Sebanyak 30 komunitas lari dan pesepeda serta puluhan pelaku UMKM ambil bagian dalam kegiatan ini. Peserta mengikuti Fun Walk 3 kilometer dan Gowes Santai 7 kilometer mengelilingi kawasan Nagoya.
Kepala BP Batam, Amsakar Achmad, bersama Wakil Kepala BP Batam, Li Claudia Chandra, membuka kegiatan dan langsung melepas peserta dari garis start di Nagoya Citywalk.

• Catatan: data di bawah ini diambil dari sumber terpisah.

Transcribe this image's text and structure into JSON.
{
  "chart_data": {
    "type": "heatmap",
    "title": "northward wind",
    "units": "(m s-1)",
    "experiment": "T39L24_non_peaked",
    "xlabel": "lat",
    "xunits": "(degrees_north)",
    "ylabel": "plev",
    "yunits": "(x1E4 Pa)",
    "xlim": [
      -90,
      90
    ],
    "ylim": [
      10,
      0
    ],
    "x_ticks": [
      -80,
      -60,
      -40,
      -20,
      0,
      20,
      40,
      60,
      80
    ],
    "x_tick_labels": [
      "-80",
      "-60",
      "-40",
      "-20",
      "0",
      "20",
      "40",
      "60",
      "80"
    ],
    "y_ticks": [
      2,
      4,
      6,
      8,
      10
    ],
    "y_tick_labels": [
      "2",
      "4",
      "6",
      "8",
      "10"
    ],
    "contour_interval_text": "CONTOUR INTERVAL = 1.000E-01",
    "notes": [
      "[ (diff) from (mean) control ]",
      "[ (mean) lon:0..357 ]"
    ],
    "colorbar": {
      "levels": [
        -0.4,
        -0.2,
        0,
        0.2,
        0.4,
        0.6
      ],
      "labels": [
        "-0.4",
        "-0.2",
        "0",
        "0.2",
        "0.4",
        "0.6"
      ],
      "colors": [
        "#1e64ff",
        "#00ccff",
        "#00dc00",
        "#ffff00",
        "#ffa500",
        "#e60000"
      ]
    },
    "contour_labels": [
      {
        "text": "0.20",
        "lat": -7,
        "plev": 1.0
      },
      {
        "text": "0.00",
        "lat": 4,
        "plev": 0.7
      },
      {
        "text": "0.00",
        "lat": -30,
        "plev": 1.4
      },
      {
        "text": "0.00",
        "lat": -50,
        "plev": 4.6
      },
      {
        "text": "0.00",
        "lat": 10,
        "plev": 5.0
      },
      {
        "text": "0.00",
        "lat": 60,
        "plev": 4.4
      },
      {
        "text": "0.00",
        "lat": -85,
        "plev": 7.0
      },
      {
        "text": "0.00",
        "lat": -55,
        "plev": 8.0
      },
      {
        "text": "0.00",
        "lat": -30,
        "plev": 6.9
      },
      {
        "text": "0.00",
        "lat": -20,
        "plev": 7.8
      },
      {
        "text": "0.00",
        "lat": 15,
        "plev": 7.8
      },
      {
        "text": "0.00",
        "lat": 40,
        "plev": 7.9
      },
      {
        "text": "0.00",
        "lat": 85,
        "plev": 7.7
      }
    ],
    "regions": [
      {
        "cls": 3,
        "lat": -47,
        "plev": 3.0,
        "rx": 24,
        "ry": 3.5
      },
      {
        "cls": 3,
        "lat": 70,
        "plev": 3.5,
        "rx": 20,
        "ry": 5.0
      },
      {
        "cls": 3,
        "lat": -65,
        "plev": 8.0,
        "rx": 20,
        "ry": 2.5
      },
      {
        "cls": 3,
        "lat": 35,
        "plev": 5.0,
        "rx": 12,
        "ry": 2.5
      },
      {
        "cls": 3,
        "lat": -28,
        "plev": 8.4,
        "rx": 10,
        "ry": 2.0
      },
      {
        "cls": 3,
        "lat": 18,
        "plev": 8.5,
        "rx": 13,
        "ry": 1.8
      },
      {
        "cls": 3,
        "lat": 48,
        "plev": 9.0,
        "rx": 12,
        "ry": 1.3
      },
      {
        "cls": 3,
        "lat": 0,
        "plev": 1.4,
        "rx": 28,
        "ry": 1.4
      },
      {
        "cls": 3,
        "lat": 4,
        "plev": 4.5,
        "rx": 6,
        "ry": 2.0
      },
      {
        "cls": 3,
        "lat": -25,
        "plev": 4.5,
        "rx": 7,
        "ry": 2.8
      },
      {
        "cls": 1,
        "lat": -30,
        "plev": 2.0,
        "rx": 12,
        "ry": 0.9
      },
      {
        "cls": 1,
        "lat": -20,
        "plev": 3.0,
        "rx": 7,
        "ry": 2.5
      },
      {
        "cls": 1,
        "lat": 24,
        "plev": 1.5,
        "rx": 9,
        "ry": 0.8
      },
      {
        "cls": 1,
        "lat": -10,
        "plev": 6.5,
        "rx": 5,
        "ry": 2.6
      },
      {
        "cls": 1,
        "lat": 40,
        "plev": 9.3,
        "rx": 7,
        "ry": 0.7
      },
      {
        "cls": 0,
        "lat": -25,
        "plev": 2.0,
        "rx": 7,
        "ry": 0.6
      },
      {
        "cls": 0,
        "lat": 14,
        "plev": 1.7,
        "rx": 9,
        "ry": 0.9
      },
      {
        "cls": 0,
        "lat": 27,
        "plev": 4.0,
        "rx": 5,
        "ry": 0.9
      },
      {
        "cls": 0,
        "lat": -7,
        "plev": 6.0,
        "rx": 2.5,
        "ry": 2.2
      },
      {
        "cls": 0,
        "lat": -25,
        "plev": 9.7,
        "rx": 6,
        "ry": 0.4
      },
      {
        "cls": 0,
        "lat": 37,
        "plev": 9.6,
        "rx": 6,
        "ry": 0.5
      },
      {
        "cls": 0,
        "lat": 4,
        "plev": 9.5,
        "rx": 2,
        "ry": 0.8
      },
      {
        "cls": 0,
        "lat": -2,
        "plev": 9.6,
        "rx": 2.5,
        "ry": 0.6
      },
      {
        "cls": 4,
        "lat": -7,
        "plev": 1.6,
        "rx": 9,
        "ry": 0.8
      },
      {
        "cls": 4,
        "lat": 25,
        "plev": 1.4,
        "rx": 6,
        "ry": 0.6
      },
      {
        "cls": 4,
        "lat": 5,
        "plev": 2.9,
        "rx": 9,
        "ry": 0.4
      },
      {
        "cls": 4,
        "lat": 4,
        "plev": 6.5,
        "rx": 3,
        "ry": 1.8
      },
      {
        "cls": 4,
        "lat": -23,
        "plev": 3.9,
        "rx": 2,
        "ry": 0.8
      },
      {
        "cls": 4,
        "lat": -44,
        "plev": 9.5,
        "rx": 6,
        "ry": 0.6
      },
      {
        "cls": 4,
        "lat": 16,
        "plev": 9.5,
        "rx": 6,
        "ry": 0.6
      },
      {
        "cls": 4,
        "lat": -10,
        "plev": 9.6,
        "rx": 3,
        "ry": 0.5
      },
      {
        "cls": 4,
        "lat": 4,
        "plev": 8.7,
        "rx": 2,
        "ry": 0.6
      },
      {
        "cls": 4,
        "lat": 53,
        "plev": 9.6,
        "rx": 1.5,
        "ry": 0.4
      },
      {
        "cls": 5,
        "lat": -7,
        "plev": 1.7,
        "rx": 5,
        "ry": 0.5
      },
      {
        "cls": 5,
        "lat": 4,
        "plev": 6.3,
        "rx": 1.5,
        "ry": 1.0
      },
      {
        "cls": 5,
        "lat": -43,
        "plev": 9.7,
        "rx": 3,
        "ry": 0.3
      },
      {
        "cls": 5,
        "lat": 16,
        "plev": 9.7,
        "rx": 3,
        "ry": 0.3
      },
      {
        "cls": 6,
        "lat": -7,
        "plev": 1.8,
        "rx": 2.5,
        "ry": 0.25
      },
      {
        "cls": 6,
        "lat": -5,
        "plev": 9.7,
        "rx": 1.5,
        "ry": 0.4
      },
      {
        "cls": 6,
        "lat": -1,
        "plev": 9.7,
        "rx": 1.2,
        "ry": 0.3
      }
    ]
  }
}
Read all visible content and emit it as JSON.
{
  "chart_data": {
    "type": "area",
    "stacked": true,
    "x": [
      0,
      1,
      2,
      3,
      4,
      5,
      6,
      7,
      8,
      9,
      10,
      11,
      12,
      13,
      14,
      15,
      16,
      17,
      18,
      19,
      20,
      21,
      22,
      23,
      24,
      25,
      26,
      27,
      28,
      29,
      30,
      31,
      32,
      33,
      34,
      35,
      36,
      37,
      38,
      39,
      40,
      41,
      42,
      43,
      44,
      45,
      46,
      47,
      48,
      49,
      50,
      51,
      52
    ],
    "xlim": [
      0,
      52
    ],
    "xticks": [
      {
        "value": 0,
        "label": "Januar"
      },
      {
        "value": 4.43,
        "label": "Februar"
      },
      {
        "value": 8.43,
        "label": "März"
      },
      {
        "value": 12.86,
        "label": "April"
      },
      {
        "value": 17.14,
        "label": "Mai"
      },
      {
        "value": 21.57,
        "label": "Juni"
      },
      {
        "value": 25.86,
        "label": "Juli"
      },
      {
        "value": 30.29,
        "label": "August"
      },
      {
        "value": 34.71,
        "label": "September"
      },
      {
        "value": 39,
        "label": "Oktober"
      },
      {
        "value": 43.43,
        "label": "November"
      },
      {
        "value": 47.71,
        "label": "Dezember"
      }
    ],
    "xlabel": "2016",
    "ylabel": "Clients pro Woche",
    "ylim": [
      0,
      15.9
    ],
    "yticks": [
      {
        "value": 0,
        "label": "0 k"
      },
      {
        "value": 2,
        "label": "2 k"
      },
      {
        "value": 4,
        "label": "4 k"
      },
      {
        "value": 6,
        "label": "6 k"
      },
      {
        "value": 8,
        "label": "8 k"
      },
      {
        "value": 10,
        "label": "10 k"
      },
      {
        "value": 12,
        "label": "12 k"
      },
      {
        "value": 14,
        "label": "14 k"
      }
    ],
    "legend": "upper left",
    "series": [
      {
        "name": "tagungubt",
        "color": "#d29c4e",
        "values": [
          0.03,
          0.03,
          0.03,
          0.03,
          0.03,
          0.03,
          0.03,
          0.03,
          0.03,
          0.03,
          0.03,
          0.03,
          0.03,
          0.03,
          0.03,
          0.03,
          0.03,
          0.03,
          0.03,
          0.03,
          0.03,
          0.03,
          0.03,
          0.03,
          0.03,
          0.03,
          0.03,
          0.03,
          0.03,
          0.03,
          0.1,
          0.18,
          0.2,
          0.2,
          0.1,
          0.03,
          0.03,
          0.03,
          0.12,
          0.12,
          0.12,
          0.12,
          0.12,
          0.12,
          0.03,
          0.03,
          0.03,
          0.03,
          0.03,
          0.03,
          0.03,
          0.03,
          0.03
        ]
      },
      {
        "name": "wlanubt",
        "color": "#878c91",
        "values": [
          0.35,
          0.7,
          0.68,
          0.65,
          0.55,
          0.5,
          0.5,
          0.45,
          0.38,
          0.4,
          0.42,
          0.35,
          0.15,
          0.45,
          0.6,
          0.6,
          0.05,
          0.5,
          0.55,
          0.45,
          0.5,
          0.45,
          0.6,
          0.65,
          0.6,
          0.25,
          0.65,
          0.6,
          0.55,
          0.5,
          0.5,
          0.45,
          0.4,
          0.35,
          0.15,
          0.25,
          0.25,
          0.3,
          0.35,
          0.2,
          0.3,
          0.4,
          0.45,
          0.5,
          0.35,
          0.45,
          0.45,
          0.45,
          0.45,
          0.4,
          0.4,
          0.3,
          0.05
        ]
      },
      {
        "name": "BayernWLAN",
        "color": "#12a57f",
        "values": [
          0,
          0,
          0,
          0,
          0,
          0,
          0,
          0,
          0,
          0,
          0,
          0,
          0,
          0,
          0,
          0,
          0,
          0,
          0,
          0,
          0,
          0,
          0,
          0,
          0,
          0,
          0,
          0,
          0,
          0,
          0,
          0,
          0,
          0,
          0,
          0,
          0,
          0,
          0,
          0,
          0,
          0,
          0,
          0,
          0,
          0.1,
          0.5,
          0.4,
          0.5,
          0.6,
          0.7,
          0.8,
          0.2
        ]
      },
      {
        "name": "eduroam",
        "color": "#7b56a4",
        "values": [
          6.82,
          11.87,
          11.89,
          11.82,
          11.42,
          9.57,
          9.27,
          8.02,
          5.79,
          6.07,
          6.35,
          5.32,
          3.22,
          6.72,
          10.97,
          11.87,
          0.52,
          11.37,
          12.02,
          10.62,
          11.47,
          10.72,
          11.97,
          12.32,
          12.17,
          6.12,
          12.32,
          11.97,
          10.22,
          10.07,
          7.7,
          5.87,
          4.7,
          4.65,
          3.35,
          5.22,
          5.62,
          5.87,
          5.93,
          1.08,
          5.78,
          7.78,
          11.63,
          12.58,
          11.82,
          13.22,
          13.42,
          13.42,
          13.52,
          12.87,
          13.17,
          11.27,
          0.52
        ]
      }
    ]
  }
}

Panitia menutup rangkaian acara dengan buka puasa bersama untuk menyemarakkan Ramadan 1447 H.
Amsakar menegaskan BP Batam menempatkan New Nagoya sebagai prioritas strategis untuk memperkuat daya saing Batam sebagai pusat investasi dan destinasi unggulan regional.
Ia menyatakan BP Batam merancang WPP New Nagoya sebagai motor baru pertumbuhan ekonomi. Melalui Kedeputian Infrastruktur, BP Batam mengakselerasi program berbasis tiga pilar utama.
Pertama, BP Batam meningkatkan konektivitas dan infrastruktur dasar dengan mengintegrasikan sistem drainase serta menata jalur pedestrian yang aman dan ramah wisatawan.
Kedua, BP Batam merevitalisasi kawasan perdagangan untuk mendorong aktivitas ekonomi yang lebih dinamis.
Ketiga, BP Batam memperkuat UMKM dan menghidupkan ruang publik lewat kegiatan budaya serta ekonomi kreatif guna mendongkrak pariwisata perkotaan.
“Dengan kolaborasi seluruh pemangku kepentingan, New Nagoya akan tumbuh sebagai kawasan tertata, modern, dan berdaya saing sekaligus menjadi ruang publik yang nyaman dan produktif,” tegasnya.
Li Claudia Chandra menekankan partisipasi komunitas menjadi kunci keberhasilan penataan kawasan. Ia menilai pembangunan fisik tidak cukup tanpa keterlibatan aktif masyarakat.
“Ketika komunitas terlibat dalam kegiatan positif, kawasan ini tidak hanya menjadi pusat bisnis, tetapi juga ruang interaksi dan kreativitas yang menggerakkan ekonomi lokal,” ujarnya.
Dukungan juga datang dari Dr. Suryatmoko dari Komunitas Omahan Runners. Ia menilai penataan New Nagoya berpotensi mendorong gaya hidup sehat melalui penyediaan infrastruktur ramah pejalan kaki dan pesepeda.
“Komunitas membutuhkan ruang yang aman dan tertata untuk bergerak dan berinteraksi. Langkah ini sekaligus membangun masyarakat yang lebih sehat dan produktif,” katanya.
Kegiatan ini turut dihadiri unsur Forkopimda dan jajaran pimpinan BP Batam.